Transportation is another item to look at. What are the options? Can you carpool or take public transportation? In America we seldom walk to work. Even if we live close to work. The campus I taught on was less than half a mile away. Many days I chose to walk and more often than not I was asked if I needed a ride.
Carpooling, walking and combining errands into one trip have the benefit of cutting gas expense. But the fuel tank is only part of transportation cost. Wear and tear on the vehicle shows up in the price of new tires and oil changes. Another benefit to reducing transportation cost is environmental. Just something to think about if you want to reduce your global footprint. Europe and much of the world is way ahead of America in regards to transportation as a percentage of household expense.
The second component to increasing savings and thus creating a rainy day fund is productivity. Technically, productivity is measured by dividing outputs by inputs. With respect to labor, if your cost for labor exceeds the money gained from selling the output of labor then you are in trouble. But that is at a corporate level. What about the individual?
How does one measure their own productivity? Earned wages reflect a person’s productivity. Minimal skill levels usually correlate to low pay scales. In the above example of the minimum wage annual income, a pay increase is unlikely without the development of skills via experience or education. Or both.
But an increase in wages does not automatically create a rainy day fund. In fact, economic theory argues that increased wages leads to increased consumption. An individual making $20,000 will spend 85% of their income as will a person making $100,000.
So can an Individual put money aside? We circle back to delaying gratification. Thus, creating a rainy day fund is independent of income amount. Instead, self-discipline is the key to accruing savings. Delay buying from that third column in your early years of earning a living.
Additional ways to save money tie to self-sufficiency. This gets a bit tricky especially in a service based economy. Self-sufficiency also is counter to specialization. But I think it is time to discuss how self-sufficiency can add to the rainy day fund.
One of the economic textbooks I used began with an illustration of how the author is more productive spending his time as an economist versus mowing his yard. He posited that someone making $50 an hour should never mow their lawn because of opportunity cost. Hiring someone to mow costs less than $50. So the economist is ahead of the game by hiring the service to mow while he works.

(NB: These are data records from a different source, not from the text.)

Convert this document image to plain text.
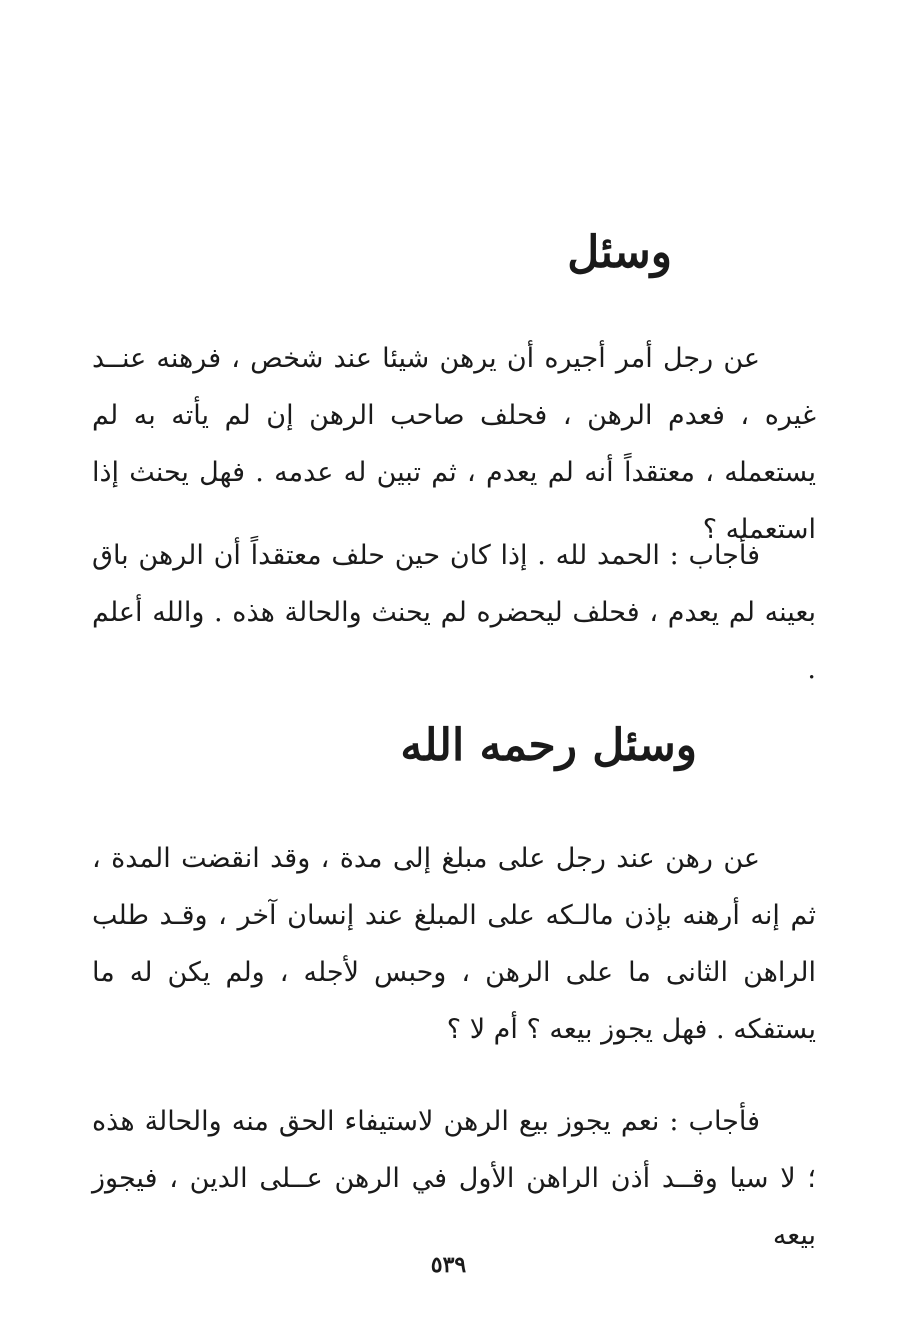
وسئل
عن رجل أمر أجيره أن يرهن شيئا عند شخص ، فرهنه عنــد غيره ، فعدم الرهن ، فحلف صاحب الرهن إن لم يأته به لم يستعمله ، معتقداً أنه لم يعدم ، ثم تبين له عدمه . فهل يحنث إذا استعمله ؟
فأجاب : الحمد لله . إذا كان حين حلف معتقداً أن الرهن باق بعينه لم يعدم ، فحلف ليحضره لم يحنث والحالة هذه . والله أعلم .
وسئل رحمه الله
عن رهن عند رجل على مبلغ إلى مدة ، وقد انقضت المدة ، ثم إنه أرهنه بإذن مالـكه على المبلغ عند إنسان آخر ، وقـد طلب الراهن الثانى ما على الرهن ، وحبس لأجله ، ولم يكن له ما يستفكه . فهل يجوز بيعه ؟ أم لا ؟
فأجاب : نعم يجوز بيع الرهن لاستيفاء الحق منه والحالة هذه ؛ لا سيا وقــد أذن الراهن الأول في الرهن عــلى الدين ، فيجوز بيعه
٥٣٩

There are problems with this theory if you are not self-employed. (And even if you are!) The college I worked for only paid me for 40 hours of work. No overtime. None. So in my case there were many hours left in the week. (Even when I did work extra hours.) I had more money for my rainy day fund when I used those hours productively around the home.
At one point in time I investigated hiring someone to come into my home and clean for three hours a week. The lowest price quoted was $50. So to this day I do my own housecleaning. That is at least $2600 a year not spent on a service. Extra savings for the rainy day fund.

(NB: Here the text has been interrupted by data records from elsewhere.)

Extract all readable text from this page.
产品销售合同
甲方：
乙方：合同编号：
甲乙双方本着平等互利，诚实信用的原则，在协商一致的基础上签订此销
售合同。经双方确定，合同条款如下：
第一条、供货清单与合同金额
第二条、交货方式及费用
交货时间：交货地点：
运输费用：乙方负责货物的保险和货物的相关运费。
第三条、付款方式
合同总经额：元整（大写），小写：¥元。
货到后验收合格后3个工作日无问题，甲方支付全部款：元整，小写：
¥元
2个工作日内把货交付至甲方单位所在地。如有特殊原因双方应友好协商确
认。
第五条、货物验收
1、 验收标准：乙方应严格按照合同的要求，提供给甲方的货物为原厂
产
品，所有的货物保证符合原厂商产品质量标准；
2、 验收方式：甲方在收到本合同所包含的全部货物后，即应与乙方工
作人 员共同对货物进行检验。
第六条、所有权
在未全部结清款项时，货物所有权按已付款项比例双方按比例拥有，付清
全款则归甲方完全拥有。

There are 168 hours in a week. Even if you sleep for a third of those hours, that leaves 112 hours. Subtract 40 and you have 72 remaining. Put those hours to productive use and you will have a rainy day fund in no time at all.
Rainy Day Fund-Important Regardless of Age or Income
Life is not predictable. Hurricanes, floods, fires and tornadoes and even once in a lifetime pandemics are unexpected but naturally occurring. Natural disasters are not the only challenge in life. Accidents, illnesses and layoffs are part of life. The longer we live the greater chance of facing multiple challenges.
A rainy day fund is necessary. If you do not have a fund do not delay. Set aside money on the next payday. The more you earn, the greater amount you should have set aside. Returning to a lower standard of living is not fun-but sometimes necessary. Remember delayed gratification and productive use of time are the key components of creating a rainy day fund.